Electrical Field Effect on Peri-Implant Osteogenesis: A Histologic and Histomorphometric Study

Abstract

Tissue response to injury, as occurs during wound healing, is a well-organized biologic event. Both clinical and experimental studies have shown external electrical stimulation to enhance tissue repair. The effect of in situ electrical stimulation has been studied in experimental models of fracture healing, ostectomy, osteogenic distraction, and implants. The aim of the present study was to evaluate the effect of an electrical field on peri-implant wound healing, using an experimental model that involved placing a metallic laminar implant in rat tibia. Forty male Wistar rats weighing approximately 100 g were used. A titanium laminar implant (6 x 1 x 0.1 mm3) (Implant Vel, Buenos Aires, Argentina) was inserted through the hole and placed in the medullary compartment. The tissues were then repositioned and sutured carefully. An electric field generator (ECCEL, DAM, Argentina) was used to deliver the electric stimulus. The electric field plate was placed on the skin of both hind limbs. In sham group, the animals were subjected to the same procedure without connecting the plate to the electric field generator. All the animals were killed by ether overdose at 15 days of postimplantation. The tibiae were resected, fixed in 20% formalin, radiographed, and processed for embedding in methyl methacrylate. The ground sections were stained with 1% toluidine blue. The following parameters were evaluated: peri-implant bone volume and percentage of osseointegration.
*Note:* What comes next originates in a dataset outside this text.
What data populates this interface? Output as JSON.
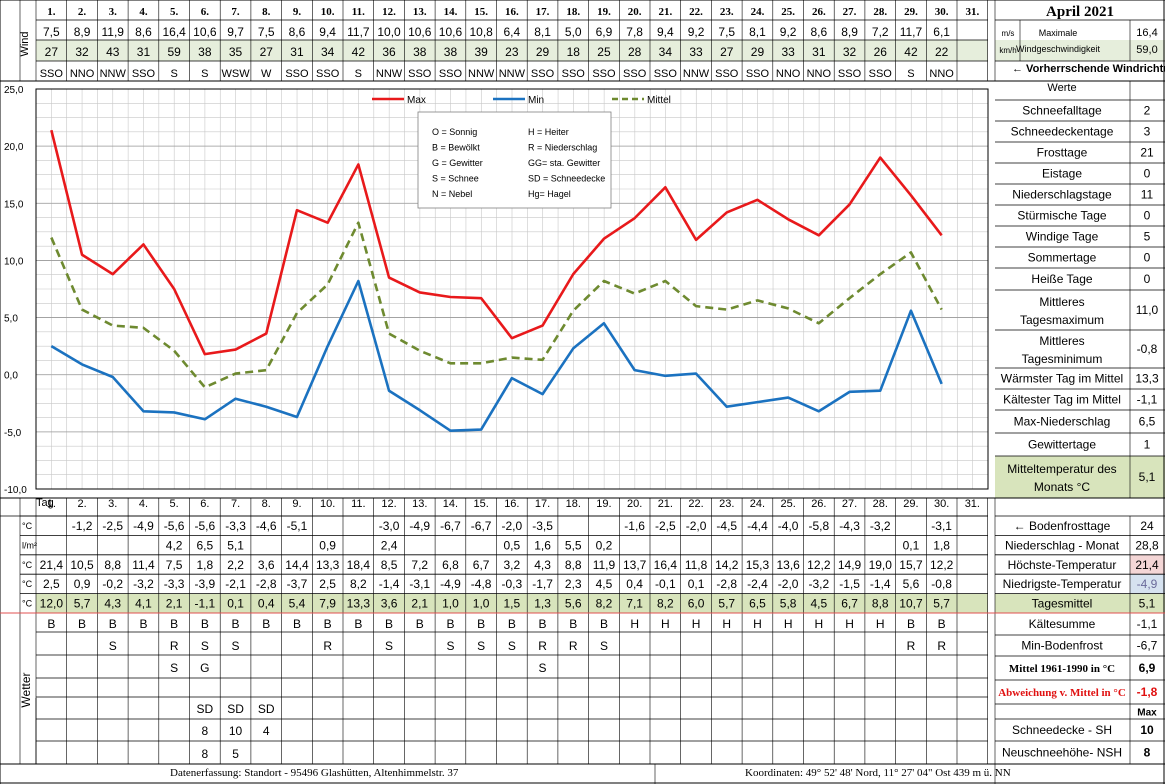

Statistical analysis of the results was performed using ANOVA (P < 0.05). Application of external positive or negative electrical fields using the experimental model (post-titanium implant bone healing in rat tibia), under the conditions stated herein, was found to enhance peri-implant lamellar bone volume compared with sham-treated animals. The use of a device generating a positive/negative electrical field resulted in the presence of woven bone.